Funeral services were held on Wednesday, October 25, for longtime U.S. District Judge Neal Brooks Biggers Jr. of Mississippi, who issued significant rulings about prayer in public schools and funding of historically Black universities.

Biggers died Oct. 15 at his home in Oxford. He was 88.

U.S. District Judge Neil Biggers is photographed in Oxford, Miss., December, 2000.
U.S. District Judge Neil Biggers is photographed in Oxford, Miss., December, 2000.

Services were held in Corinth, Miss., according to the Northeast Mississippi Daily Journal.

Biggers was a Corinth native and served in the Navy before earning his law degree. He was elected as prosecuting attorney in Alcorn County, where Corinth is located; and as district attorney for part of northeast Mississippi.
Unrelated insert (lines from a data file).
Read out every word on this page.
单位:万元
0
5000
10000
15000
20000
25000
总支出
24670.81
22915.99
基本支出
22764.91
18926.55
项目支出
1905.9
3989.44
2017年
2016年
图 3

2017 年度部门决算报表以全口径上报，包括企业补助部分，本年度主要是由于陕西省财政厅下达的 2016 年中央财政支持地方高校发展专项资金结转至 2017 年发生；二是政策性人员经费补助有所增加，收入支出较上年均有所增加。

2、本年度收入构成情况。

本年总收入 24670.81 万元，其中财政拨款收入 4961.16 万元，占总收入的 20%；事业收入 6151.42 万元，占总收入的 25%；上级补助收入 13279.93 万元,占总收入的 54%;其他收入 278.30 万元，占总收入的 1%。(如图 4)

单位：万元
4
He was later elected as a state circuit judge.

In 1984, President Ronald Reagan nominated Biggers to serve as a federal judge for the Northern District of Mississippi.

Two of the biggest cases Biggers handled as a federal judge involved racial disparities in state university funding and prayer in school.

More: Judge Biggers dismisses Houston Nutt's lawsuit against Ole Miss

In the 1970s racial disparities case, Black plaintiffs argued that Mississippi was maintaining a dual and unequal system of higher education with predominantly white universities receiving more money than historically Black ones. In 2002, Biggers ordered the state to put an additional $503 million over several years into the three historically Black universities — Jackson State, Alcorn State and Mississippi Valley State.

In the 1990s, a mom sued her children's school district in Pontotoc County, where prayers and Christian devotionals were said over the intercom. Biggers ruled in 1996 that the practices violated the Constitution's prohibition on government establishment of religion.

Biggers served as chief judge for the Northern District of Mississippi for two years before he took senior status in 2000. He remained a senior district judge until his death.